Having never before construed a “free use” clause, upon examination of the lease and decisions from other courts, the Court ruled largely in favor of Lessors, agreeing with the appellate court’s analysis based upon the lease’s provisions: (1) limiting free use to “operations . . . hereunder,” (2) describing operations under the lease as those “thereon” the leased premises, and (3) giving free-use examples that are limited to on-lease activities. The opposite construction, allowing broad off-premise free use, would “inject uncertainty and lead to a fact-finding mission to determine whether progressively more attenuated uses ‘benefit’ or ‘further’ the lease operations.” While parties are free to tailor contracts to suit their purposes, the Supreme Court of Texas determined that the free use clause here did not allow for off-premises royalty-free use of Lessors’ gas.
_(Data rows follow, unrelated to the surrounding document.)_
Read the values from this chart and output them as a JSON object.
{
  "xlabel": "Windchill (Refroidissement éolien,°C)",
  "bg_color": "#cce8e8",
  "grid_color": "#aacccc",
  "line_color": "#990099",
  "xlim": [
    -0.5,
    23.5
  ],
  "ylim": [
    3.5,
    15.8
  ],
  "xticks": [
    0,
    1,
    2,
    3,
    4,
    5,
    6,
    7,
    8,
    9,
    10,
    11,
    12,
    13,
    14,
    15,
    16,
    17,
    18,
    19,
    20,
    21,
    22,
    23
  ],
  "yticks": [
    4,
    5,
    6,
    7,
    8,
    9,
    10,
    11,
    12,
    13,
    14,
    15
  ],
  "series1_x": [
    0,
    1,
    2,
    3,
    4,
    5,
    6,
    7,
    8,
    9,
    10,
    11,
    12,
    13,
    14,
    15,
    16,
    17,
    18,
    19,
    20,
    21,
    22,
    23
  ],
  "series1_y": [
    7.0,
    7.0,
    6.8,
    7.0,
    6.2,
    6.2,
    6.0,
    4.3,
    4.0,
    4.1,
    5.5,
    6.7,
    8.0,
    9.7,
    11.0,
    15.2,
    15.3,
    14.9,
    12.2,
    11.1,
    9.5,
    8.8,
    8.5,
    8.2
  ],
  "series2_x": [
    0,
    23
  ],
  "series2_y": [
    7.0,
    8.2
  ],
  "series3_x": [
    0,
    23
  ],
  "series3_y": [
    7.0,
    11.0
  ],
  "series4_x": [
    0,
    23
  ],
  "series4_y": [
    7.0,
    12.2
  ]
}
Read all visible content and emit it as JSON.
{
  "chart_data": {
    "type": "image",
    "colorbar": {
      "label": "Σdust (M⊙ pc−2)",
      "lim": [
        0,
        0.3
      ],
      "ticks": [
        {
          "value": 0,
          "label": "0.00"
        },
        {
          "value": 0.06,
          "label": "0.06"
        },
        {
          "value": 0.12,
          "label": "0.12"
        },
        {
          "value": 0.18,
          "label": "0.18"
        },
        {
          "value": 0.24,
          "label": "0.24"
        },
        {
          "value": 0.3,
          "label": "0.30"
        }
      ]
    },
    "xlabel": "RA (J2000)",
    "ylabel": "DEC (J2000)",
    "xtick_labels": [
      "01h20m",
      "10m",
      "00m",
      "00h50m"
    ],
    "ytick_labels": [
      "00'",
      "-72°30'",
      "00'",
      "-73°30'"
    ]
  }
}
With respect to damages, the Court remanded for further fact finding. Specifically, the parties did not provide sufficient evidence delineating the proportion of commingled compressor fuel used off-lease as compared to the amount used on the leased premises for the benefit of lease operations. To the extent the compressor fuel was actually used on the leased premises, it would be subject to the free-use clause and not entitle Lessors to royalties. The district court awarded Lessors damages for a royalty based on the entire amount of compressor fuel, and the Court of Appeals affirmed because BlueStone could not make a “corresponding allocation to establish which portion of the commingled gas is used to power compressors on [Lessors’] leases and on leases owned by other lessors.” The Supreme Court reversed, determining that the lack of evidence regarding an allocation between on-and-off lease consumption presented a fact issue, rendering summary judgment improper. Because stipulated facts indicated at least some of the compressor gas was used on some of the leased premises, more evidence was necessary regarding the correct measure of damages. The Court affirmed with respect to the damages for the off-lease plant fuel, however, because there was no on-lease usage that would have been subject to the free-use clause. Accordingly, the Court remanded for the presentation of more detailed evidence.
Key Takeaways
- Oil and gas leases will be interpreted pursuant to their plain language and, where a conflict is found, a court will rely on the parties’ explicit instruction in the agreement as to how to resolve the conflict.
- It is imperative to carefully and proactively draft oil and gas leases to avoid conflicts related to royalty calculations. The specific language in oil and gas leases will control the interpretation through application of traditional contract law principles.
- A “free use” clause is limited by specific enabling language in the lease provision.